Pierre SOMVILLE, Journal de la peste, Taillis pré, 2020, 74 p., 12 €, ISBN : 978-2-87450-167-8
C’est le mystère du mal (…) pour une fois les « politiques », dos au mur, osent enfin agir et faire leur devoir.
Journal de la peste, initié mi-mars 2020, est celui de la COVID-19 entrant sans fracas dans l’intimité de Pierre Somville, confiné entre son jardin et les informations des médias.
C’est un peu dur et risque de durer. Même la plume à la main, – ce qui est toujours mon cas –, il faut aussi renoncer au bavardage.
L’épreuve semble assez sérieuse pour pousser dans les retranchements où se cachent les peurs survitales. C’est l’heure où la philosophie vient au secours de la pensée, bousculée voire torturée par la réalité, ce vaste supraliminaire brisant brutalement l’illusion de maîtriser nos vies.
Il s’agit d’être stoïcien comme le rappelle ma compagne, (…) mais non sans « fourrer » ce stoïcisme des quelques bons moments épicuriens qui peuvent subsister, dans la frugalité surtout. Car c’est bien là ce que préconisait le Maître. Être heureux de peu, et si possible, en tirer plaisir. C’est une bonne psychologie de survie par les temps qui courent.
Soit le conseil d’une éthique du quotidien antique, classique et universelle. Une pratique de tous les jours dont l’évidence frappe plus fort lors des crises. Une esthétique du simple et vivant qui libère de l’éphémère et du sexy. On aurait envie de s’en féliciter car la possibilité d’un autre monde, nouveau, renaît à son tour. Cependant,
Malgré le bleu du ciel, c’est comme s’il faisait gros temps. Sombre printemps.
Se réjouir ou désespérer, notre société est tellement prospère que « Devant la vacuité qui nous est imposée certains courent, d’autres font du vélo, du jardinage ou de la cuisine. Moi, j’écris : à chacun sa thérapie. (…) On ne peut, pour le moment, s’adonner au luxe de l’abattement mélancolique. Dont acte. » Une vie comme celle de l’auteur, entre arts et littérature, manifestement, prépare aux aléas du monde extérieur.
Nous payons aussi notre consumérisme irresponsable et imbécile : les voyages, la bouffe et les beuveries. Tout ce dont nous sommes privés maintenant. Ça nous servira de leçon.

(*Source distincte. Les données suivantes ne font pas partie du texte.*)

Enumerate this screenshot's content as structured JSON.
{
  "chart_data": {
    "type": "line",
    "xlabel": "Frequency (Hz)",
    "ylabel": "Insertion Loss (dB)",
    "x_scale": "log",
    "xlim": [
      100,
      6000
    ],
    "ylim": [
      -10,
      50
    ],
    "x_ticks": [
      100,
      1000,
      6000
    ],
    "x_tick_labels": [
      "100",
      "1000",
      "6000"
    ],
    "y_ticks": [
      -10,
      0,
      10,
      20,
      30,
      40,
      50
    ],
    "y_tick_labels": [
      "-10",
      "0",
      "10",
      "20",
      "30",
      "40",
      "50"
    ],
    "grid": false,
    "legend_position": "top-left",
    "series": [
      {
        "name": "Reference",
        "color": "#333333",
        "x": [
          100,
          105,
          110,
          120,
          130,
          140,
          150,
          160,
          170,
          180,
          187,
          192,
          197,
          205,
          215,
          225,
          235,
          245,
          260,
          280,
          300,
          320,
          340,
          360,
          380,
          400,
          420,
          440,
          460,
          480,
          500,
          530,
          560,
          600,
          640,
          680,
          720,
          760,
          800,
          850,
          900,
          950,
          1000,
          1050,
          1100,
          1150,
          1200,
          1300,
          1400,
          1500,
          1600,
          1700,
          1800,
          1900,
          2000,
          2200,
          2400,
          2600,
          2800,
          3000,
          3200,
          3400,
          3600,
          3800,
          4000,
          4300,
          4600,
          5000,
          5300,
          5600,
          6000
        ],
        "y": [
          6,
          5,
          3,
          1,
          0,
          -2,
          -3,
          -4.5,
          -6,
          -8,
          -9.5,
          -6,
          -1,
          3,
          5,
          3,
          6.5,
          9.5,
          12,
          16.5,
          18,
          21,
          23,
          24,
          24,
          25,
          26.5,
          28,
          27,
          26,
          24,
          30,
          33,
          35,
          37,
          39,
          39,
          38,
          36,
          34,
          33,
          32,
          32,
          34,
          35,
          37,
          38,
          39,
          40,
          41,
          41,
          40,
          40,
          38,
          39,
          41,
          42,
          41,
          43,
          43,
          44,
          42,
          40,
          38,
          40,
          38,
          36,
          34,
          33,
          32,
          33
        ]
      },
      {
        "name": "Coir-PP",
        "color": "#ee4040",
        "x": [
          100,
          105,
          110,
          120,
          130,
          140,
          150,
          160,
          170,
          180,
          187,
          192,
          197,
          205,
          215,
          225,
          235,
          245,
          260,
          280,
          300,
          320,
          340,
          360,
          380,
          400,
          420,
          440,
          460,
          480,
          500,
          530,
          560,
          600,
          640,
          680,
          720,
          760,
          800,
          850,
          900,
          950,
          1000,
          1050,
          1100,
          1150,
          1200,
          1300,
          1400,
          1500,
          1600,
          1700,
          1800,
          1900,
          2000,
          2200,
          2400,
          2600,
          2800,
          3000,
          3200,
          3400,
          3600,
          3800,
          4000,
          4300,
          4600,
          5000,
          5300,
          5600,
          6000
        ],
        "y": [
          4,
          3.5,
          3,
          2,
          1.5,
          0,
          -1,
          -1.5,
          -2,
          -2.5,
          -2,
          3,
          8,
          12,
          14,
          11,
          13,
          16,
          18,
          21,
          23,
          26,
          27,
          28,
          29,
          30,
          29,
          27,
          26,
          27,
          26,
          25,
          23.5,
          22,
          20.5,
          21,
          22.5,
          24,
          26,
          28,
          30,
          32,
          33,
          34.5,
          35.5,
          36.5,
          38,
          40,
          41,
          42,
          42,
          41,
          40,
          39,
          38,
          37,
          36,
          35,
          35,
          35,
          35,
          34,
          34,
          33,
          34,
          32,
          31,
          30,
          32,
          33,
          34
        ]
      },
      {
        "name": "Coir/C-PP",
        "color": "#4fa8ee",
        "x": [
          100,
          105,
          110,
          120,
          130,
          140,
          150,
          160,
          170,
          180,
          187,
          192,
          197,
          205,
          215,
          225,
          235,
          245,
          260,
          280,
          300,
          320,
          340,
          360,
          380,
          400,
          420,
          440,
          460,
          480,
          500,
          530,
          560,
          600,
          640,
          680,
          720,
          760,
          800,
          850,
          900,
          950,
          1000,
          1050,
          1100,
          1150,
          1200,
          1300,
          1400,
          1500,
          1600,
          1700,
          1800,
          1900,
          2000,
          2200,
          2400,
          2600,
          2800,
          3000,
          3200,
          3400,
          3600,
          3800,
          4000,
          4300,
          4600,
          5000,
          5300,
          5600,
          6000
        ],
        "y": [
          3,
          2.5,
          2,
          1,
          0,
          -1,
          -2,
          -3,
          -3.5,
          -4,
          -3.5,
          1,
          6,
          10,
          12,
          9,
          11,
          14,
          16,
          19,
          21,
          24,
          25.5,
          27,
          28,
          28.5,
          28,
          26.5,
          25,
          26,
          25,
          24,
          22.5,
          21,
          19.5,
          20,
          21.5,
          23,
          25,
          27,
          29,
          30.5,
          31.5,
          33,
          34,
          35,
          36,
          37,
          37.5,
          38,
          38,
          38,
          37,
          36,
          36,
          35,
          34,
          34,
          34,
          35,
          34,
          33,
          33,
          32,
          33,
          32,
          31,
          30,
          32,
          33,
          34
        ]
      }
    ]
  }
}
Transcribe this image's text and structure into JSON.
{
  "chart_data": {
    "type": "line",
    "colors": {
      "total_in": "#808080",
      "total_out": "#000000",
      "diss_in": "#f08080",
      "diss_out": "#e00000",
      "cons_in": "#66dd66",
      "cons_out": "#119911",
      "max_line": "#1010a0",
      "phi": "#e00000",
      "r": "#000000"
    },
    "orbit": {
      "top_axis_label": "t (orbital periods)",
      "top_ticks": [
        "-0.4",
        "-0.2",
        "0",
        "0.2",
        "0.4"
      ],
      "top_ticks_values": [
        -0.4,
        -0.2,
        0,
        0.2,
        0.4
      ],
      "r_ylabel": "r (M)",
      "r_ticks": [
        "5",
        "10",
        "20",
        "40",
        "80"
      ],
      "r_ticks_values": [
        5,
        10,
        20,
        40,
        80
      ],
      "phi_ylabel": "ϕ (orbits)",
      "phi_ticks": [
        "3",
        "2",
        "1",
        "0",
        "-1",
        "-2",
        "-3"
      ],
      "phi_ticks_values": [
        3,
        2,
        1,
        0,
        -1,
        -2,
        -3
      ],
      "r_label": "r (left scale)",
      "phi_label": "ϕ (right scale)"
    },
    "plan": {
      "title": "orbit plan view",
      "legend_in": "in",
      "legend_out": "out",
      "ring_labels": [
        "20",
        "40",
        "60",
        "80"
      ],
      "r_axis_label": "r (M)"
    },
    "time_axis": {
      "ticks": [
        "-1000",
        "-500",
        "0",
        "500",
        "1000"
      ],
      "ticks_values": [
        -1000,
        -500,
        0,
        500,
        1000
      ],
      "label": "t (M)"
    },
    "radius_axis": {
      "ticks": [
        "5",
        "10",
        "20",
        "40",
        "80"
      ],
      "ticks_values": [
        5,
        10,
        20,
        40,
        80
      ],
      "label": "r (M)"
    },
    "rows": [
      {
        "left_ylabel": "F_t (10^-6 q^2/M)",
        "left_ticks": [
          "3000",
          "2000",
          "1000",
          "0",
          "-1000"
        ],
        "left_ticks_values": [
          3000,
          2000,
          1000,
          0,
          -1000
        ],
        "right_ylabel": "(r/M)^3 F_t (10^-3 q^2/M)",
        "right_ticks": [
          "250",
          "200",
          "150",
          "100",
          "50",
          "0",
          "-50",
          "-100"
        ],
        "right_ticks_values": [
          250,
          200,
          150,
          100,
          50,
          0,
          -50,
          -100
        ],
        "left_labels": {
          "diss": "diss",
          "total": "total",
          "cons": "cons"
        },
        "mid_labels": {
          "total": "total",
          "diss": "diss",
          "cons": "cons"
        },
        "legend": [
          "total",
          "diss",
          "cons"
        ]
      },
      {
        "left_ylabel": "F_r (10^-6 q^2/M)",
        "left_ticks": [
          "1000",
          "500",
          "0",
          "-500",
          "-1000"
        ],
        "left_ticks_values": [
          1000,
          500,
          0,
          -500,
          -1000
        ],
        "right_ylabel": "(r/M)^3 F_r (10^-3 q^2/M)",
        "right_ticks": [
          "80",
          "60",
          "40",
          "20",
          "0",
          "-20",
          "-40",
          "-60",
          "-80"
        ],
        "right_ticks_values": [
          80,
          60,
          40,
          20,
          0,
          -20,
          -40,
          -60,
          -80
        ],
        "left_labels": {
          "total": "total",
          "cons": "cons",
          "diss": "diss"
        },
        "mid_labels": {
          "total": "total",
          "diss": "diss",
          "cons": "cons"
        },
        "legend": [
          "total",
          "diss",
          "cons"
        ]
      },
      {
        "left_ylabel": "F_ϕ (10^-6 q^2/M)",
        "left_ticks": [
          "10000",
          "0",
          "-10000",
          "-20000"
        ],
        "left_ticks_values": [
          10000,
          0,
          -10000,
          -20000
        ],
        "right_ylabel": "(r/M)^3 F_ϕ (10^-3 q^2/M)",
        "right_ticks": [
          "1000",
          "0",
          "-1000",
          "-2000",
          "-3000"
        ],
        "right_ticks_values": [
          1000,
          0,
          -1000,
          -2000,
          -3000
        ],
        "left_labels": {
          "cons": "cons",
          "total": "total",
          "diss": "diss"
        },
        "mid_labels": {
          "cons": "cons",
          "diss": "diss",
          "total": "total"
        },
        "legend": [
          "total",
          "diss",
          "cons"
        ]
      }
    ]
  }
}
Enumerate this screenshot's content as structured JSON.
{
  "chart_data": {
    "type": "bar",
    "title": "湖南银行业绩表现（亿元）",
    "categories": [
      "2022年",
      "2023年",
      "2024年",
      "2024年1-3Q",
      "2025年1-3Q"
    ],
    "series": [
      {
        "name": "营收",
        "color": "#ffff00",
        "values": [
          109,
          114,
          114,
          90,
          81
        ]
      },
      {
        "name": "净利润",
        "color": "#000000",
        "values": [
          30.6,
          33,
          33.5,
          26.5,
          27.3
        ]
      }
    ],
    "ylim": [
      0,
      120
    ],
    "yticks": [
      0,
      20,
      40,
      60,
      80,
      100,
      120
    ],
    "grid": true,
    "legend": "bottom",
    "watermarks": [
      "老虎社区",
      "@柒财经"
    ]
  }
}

Peut-être. Le nombre de victimes futures ainsi que l’expérience personnelle du lecteur, affineront les curseurs qui mènent aux commentaires alimentant l’assourdissante incertitude médicale et médiatique. Cependant, les pestes d’antan n’ont pas empêché de subir celle-ci et les liens de causalité entre la maladie et nos sociétés ne sont pas évidents. Un virus se fout de la politique.
De sorte que Journal de la peste, écrit à chaud d’un ton froid, offre un discours tiède, à la température de nos vies molles, prises dans l’expectative, où un espoir théorique flirte avec le dépressionisme.
En attendant, contrepoint à quelques élans de solidarité, une minorité crapuleuse risque de surgir, espérant tirer bénéfice du malheur d’autrui. Forçons un peu le trait ; ainsi nous n’aurons peut-être que de bonnes surprises. Et parlons d’autres choses.
Pierre Somville, optimiste par raison douce, se tourne alors vers la musique et la nature. Deux branches du cœur qui l’alimentent d’air frais et de saine énergie.
Le nid des pies, sur la plus haute branche du chêne, est magnifique. Il se balance doucement dans l’azur. Il reste donc encore un peu d’ordre dans le monde. (…) Par bonheur, Musique 3 (et ses bavards) est toujours là, capable de nous donner, malgré le différé l’illusion bien réussie d’un rapport au monde extérieur.
Les arts et la littérature sont un tel dialogue intérieur, mental et profond, qu’un corps confiné, finalement, ne souffre pas ou peu. Tel est le sentiment qui s’extrait aussi de ce Journal de la peste : écrire libère du corps, de la matérialité, de la tangibilité. En période de crise, à moins que l’empathie ne s’en mêle, c’est un confort de plus.